Así pues, regresando a la pregunta inicial y relacionándola con esto
último, podemos concluir que amar a Dios no solamente consiste en sentir
bonitos sentimientos hacia Él, sino que se tiene que notar, ¿en qué? en
que cumplimos lo que nos pide, especialmente en lo que se refiere al
amor. ¿De qué sirve llevar una cruz sobre el pecho, si ese pecho alberga
rencores y odios contra alguien?, ¿colgar un Rosario del retrovisor del
coche si el conductor nunca se acuerda de su Madre del cielo?, ¿acudir a Misa sólo
por cumplir, sin ganas de recibir todos los dones que en ella Dios
regala, y a la salida dedicarse a criticar?, ¿encomendarse a Dios, a la
Virgen y a los santos, para salir a hacer el mal?
No se ama a Dios si no se ama a los demás. Dice San Juan: “Si alguno
dice: ‘Amo a Dios’, y aborrece a su hermano es un mentiroso; pues quien
no ama a su hermano, a quien ve, no puede amar a Dios, a quien no ve.” (1Jn 4,20).

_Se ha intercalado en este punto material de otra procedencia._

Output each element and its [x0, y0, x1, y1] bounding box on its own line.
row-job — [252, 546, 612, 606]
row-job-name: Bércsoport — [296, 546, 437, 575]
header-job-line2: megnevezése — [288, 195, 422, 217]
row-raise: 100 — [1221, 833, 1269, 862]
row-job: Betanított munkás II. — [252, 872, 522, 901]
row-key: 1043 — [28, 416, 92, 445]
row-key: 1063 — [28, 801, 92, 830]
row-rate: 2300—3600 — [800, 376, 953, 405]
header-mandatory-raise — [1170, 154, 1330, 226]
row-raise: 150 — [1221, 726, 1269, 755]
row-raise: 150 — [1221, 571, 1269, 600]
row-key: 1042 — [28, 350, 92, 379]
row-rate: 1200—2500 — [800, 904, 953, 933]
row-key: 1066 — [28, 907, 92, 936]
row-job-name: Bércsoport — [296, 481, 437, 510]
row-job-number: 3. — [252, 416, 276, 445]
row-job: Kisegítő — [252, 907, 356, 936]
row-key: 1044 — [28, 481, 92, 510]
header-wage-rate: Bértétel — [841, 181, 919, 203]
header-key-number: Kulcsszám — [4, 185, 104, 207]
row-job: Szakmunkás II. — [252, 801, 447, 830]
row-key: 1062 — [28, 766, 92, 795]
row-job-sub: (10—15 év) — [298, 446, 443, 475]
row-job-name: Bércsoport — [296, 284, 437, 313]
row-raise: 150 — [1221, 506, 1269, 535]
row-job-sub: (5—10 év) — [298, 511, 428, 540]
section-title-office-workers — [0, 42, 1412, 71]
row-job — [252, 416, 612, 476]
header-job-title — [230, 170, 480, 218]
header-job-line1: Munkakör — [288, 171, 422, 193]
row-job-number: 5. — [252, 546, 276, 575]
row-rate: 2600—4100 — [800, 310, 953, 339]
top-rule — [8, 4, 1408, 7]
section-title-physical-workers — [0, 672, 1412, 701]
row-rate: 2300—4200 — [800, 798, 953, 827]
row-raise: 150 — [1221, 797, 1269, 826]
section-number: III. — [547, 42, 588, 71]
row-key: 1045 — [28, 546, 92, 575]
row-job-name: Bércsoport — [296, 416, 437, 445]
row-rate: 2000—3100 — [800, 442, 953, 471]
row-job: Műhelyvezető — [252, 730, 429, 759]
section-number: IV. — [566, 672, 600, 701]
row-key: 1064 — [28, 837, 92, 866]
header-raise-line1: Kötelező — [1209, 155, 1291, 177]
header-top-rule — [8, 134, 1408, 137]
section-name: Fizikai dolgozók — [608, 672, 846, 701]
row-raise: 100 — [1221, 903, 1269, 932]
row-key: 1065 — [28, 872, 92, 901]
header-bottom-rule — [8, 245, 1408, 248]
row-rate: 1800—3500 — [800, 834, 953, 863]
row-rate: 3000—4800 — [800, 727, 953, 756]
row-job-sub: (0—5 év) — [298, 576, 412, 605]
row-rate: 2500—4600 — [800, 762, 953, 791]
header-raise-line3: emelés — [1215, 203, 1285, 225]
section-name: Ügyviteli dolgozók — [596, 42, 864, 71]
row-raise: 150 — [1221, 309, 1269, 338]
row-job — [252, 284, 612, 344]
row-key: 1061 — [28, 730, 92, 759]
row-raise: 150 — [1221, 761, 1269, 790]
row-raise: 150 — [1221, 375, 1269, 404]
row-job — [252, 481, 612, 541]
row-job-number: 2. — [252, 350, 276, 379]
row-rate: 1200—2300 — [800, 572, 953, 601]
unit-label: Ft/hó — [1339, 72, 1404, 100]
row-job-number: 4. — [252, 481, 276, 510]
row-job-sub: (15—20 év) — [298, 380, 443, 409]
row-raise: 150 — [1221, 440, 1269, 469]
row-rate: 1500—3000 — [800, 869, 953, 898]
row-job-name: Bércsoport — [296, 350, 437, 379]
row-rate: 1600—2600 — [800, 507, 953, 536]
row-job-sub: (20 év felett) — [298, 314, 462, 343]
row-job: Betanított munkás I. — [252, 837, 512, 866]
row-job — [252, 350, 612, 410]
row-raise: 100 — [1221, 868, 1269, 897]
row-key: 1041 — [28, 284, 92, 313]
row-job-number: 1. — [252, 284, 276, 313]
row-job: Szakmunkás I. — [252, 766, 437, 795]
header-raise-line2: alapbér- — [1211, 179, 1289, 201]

Cabe aclarar que cuando Jesús dice que el que lo ama cumple Sus
mandamientos, y a éste Él y Su Padre lo aman, no está implicando que no
amen a quien no los cumple, recordemos que a través del profeta nos ha
dicho: “Los amaré aunque no lo merezcan” (Os 14, 5), sino nos
está revelando la razón por la que vale la pena cumplir los
mandamientos, por la que vale la pena amar: porque Él y Su Padre harán
en nosotros Su morada (ver Jn 14, 23).
Nuestro amor nos viene del Amor y nos atrae al Amor. Quien vive amando, vive albergando nada menos que a Dios en su corazón.